The World Anti-Doping Agency (WADA) says Lausanne and four other cities competing to be its permanent seat are all in with an equal chance. Switzerland sweetened Lausanne's bid on Monday by offering WADA tax-exempt status.
Officially, WADA is giving nothing away on the question of which city - Lausanne, Montreal, Stockholm, Vienna or Bonn - is to be the permanent home of the agency as of next year. The official decision will be taken on July 31 or August 1.
"There are no favourites, they are all at the same line," says Harry Syväsalmi, WADA's secretary general. He said WADA was committed to following the evaluation criteria it had set out, and that it would be wrong to say any more until the five-member evaluation committee had visited the sites.
"We now have to find answers to questions that were not clarified in the bidding documents. We have to be professional and transparent," Syväsalmi told swissinfo.
Lausanne, which has been the temporary home of WADA since its birth in November 1999, is regarded as one of the favourites, given the presence in the city of the International Olympic Committee (IOC), and no fewer than 17 international sporting federations as well as its excellent scientific facilities.
However, a number of countries, including the United States and those in the European Union are opposed to Lausanne because they feel it will not be able to act independently of the IOC.

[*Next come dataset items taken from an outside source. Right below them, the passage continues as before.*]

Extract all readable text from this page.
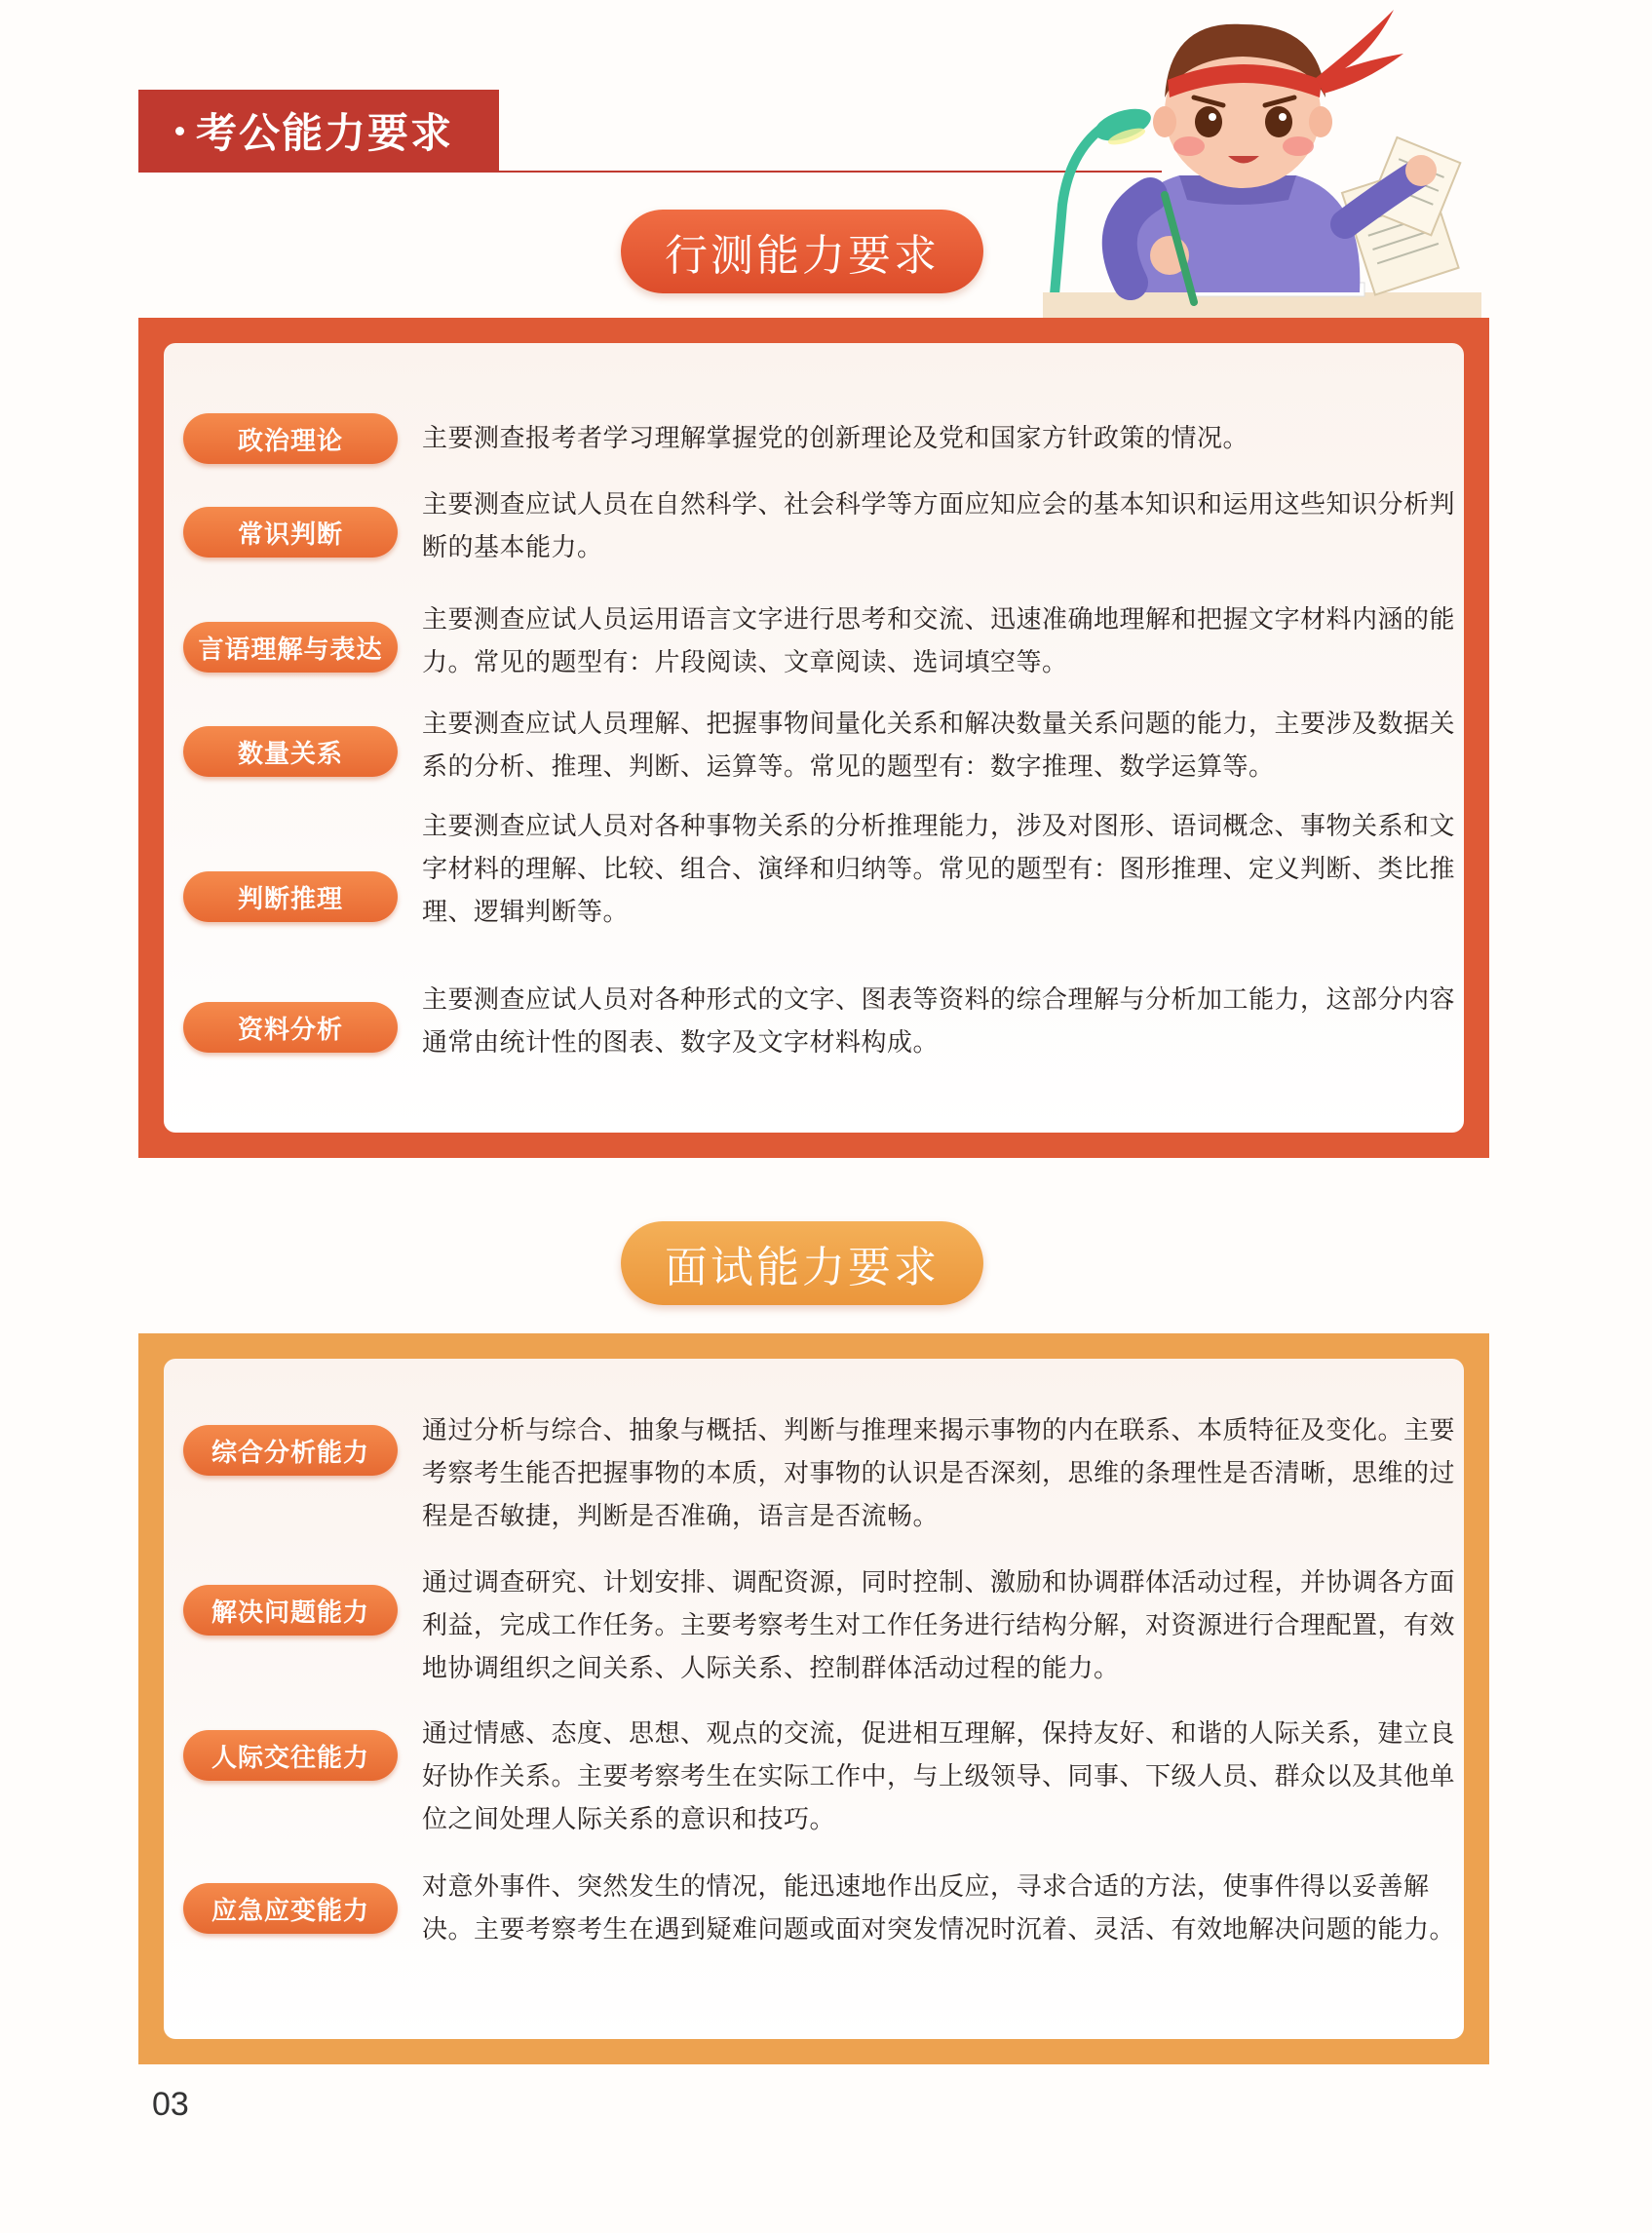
考公能力要求
行测能力要求
政治理论	主要测查报考者学习理解掌握党的创新理论及党和国家方针政策的情况。

常识判断

主要测查应试人员在自然科学、社会科学等方面应知应会的基本知识和运用这些知识分析判断的基本能力。

言语理解与表达

主要测查应试人员运用语言文字进行思考和交流、迅速准确地理解和把握文字材料内涵的能力。常见的题型有：片段阅读、文章阅读、选词填空等。

数量关系

主要测查应试人员理解、把握事物间量化关系和解决数量关系问题的能力，主要涉及数据关系的分析、推理、判断、运算等。常见的题型有：数字推理、数学运算等。

判断推理

主要测查应试人员对各种事物关系的分析推理能力，涉及对图形、语词概念、事物关系和文字材料的理解、比较、组合、演绎和归纳等。常见的题型有：图形推理、定义判断、类比推理、逻辑判断等。

资料分析

主要测查应试人员对各种形式的文字、图表等资料的综合理解与分析加工能力，这部分内容通常由统计性的图表、数字及文字材料构成。

面试能力要求
综合分析能力

通过分析与综合、抽象与概括、判断与推理来揭示事物的内在联系、本质特征及变化。主要考察考生能否把握事物的本质，对事物的认识是否深刻，思维的条理性是否清晰，思维的过程是否敏捷，判断是否准确，语言是否流畅。

解决问题能力

通过调查研究、计划安排、调配资源，同时控制、激励和协调群体活动过程，并协调各方面利益，完成工作任务。主要考察考生对工作任务进行结构分解，对资源进行合理配置，有效地协调组织之间关系、人际关系、控制群体活动过程的能力。

人际交往能力

通过情感、态度、思想、观点的交流，促进相互理解，保持友好、和谐的人际关系，建立良好协作关系。主要考察考生在实际工作中，与上级领导、同事、下级人员、群众以及其他单位之间处理人际关系的意识和技巧。

应急应变能力

对意外事件、突然发生的情况，能迅速地作出反应，寻求合适的方法，使事件得以妥善解决。主要考察考生在遇到疑难问题或面对突发情况时沉着、灵活、有效地解决问题的能力。

03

WADA is made up equally of representatives of the Olympic movement - whether from the IOC or national committees - and of governments.
"Even though we've been in Lausanne, the actions of WADA have made it quite clear that we're entirely independent of any organisations, whether the IOC, individual federations or governments," says Dick Pound, WADA's chairman.
"We've demonstrated beyond question that we're independent. Whether we're in Lausanne or anywhere else won't affect that independence," he told swissinfo.
Nevertheless, Lausanne's bid received a timely boost on Monday, when the Swiss government agreed to grant WADA tax exemption. Pound welcomed the move, but would not say whether it would have any bearing on the final outcome.
"For Switzerland to do that is a good sign for other governments and I hope others will follow that example," he said.
"The fact that a serious government is prepared to accord diplomatic or quasi-diplomatic privileges to a hybrid organisation such as WADA is very good for us because in order to do our job around the world we're going to need something like that," he told swissinfo.
The International Olympic Committee dropped its request for tax exemption following the scandal in 1999 over corruption and bribery in the awarding of the 2002 Winter Games to Salt Lake City.
Pound confirmed that the number of candidates in the final shortlist for WADA's permanent site had been reduced from six to five after the French city of Lille failed to deliver its application documents to WADA by the March 1 deadline.
Pound also announced that WADA wanted to conduct a minimum of 8,000 out-of-competition drug tests over the next two years, at its own expense. He said the target for this year was 3,500 and for 2002, it would be 4,500. He added that these tests would be extended to non-Olympic sports, like powerlifting and polo.